Barsexuality is the new black.
I finally got her to squirt but it wasnt a stream, it came out in the form of mist. I felt like I was in rainforest cafe.
Feels weird sitting between two guys who've had their heads between my legs in a 24 hour span.
Just rolled over and found your boyfriend in bed with me. Is mine at your house?
someone wrote on his wall: "congrats on your engagement"
I think you may want to look into that...
Someone just told me I could double date with them and their dog as my date. This is why the suicide rates are so high at the holidays.
I only want to make out with him. Unless I get hungry.
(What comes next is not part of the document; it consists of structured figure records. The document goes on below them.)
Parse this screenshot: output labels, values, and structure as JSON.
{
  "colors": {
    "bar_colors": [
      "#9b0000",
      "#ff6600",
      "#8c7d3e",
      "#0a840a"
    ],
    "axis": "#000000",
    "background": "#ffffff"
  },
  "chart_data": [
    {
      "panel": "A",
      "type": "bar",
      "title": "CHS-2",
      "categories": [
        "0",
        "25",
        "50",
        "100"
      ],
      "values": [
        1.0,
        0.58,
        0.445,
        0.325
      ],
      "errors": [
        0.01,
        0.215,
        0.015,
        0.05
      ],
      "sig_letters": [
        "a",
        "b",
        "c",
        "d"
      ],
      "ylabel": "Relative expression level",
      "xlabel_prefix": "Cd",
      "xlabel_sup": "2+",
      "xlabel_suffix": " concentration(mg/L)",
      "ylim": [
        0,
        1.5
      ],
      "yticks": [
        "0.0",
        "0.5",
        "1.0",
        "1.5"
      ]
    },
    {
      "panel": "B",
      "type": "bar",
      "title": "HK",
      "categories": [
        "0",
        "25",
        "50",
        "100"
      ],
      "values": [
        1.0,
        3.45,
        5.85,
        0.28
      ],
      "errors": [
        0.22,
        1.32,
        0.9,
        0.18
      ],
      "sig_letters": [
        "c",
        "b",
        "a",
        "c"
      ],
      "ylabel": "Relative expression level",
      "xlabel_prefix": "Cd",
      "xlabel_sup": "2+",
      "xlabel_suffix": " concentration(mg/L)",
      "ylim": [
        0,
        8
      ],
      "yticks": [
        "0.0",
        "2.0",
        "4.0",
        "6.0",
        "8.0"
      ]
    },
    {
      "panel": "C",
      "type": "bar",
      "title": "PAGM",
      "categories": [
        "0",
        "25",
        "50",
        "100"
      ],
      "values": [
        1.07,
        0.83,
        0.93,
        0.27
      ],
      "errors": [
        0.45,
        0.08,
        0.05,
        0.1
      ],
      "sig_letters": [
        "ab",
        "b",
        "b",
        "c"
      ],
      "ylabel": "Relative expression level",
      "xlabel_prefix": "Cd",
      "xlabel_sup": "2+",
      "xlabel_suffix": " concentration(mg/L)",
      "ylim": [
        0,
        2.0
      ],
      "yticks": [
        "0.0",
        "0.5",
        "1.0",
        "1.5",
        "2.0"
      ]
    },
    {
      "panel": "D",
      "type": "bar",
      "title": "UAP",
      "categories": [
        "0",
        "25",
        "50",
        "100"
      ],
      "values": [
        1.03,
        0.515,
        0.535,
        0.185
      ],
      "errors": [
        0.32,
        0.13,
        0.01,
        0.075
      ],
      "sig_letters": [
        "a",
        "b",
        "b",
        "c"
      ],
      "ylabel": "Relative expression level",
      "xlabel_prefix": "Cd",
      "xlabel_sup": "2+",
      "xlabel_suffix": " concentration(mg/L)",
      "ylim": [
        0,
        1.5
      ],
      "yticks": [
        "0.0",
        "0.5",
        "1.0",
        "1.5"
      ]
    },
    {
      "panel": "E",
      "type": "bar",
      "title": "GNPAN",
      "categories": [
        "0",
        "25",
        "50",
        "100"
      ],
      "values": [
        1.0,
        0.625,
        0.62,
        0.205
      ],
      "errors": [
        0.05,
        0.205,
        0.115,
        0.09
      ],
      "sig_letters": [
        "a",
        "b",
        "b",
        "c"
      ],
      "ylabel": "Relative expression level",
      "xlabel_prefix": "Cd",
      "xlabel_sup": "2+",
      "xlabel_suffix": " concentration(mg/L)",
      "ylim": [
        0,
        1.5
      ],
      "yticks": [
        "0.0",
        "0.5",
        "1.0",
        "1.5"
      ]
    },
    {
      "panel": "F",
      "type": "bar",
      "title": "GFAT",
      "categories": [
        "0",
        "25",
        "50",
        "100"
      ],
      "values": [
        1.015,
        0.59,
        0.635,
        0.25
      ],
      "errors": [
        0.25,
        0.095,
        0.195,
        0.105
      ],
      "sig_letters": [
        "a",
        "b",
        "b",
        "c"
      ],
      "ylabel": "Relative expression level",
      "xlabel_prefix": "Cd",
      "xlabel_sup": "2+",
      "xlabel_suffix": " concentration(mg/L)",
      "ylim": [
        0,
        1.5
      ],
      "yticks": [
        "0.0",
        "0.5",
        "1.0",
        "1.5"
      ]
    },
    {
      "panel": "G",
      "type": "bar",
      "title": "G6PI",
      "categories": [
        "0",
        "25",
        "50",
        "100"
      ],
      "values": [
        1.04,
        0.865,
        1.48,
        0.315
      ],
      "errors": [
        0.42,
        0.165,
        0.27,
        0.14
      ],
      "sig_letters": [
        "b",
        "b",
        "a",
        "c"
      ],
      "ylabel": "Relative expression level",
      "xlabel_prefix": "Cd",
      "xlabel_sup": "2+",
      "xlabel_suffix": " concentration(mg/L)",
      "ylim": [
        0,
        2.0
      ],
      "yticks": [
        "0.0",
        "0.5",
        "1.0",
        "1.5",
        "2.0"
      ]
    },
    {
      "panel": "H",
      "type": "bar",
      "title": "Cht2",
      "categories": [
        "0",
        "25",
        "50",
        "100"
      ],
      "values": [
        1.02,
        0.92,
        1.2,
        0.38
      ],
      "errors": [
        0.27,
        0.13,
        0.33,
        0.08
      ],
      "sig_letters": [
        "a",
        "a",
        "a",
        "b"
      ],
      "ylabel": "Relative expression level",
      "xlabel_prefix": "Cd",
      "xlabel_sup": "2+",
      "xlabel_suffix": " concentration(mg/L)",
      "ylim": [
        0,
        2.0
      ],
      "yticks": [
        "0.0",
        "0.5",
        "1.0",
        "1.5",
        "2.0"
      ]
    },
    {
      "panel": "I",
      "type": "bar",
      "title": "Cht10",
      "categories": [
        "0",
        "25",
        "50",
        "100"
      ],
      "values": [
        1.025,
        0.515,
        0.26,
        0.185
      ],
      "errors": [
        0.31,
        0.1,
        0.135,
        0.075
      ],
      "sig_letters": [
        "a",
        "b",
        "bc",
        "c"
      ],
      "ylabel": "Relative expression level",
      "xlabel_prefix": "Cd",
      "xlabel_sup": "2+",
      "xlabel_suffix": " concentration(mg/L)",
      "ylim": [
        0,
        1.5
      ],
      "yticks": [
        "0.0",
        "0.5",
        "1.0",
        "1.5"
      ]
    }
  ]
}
In that case I will take him home and screw him as a distraction from eating.
No, fuck buddies don't get birthday party privledges...
Sorry.
How bad would it be if I asked him for my "ho ho ho" thong back? They're my fav christmas pair!
No matter how many miles separate us, I will always be here to get you through whiskey shots.
So we hooked up and then instead of texting me, he endorsed me on LinkedIn for Microsoft Word a few days later
Ya it was crazy the power went just as she was about orgasm and the vibrator got fried with the power surge
Sigh. I haven't seen a dick since August 22nd. And in case you forgot, it's January.
I mean it's up to you where you want to sleep but I'm telling you you're going to hear us have sex no matter what room you're in.
Fair enough
Did I tell you I’m going on a date? His name is Michael and we both like dinosaurs and anal.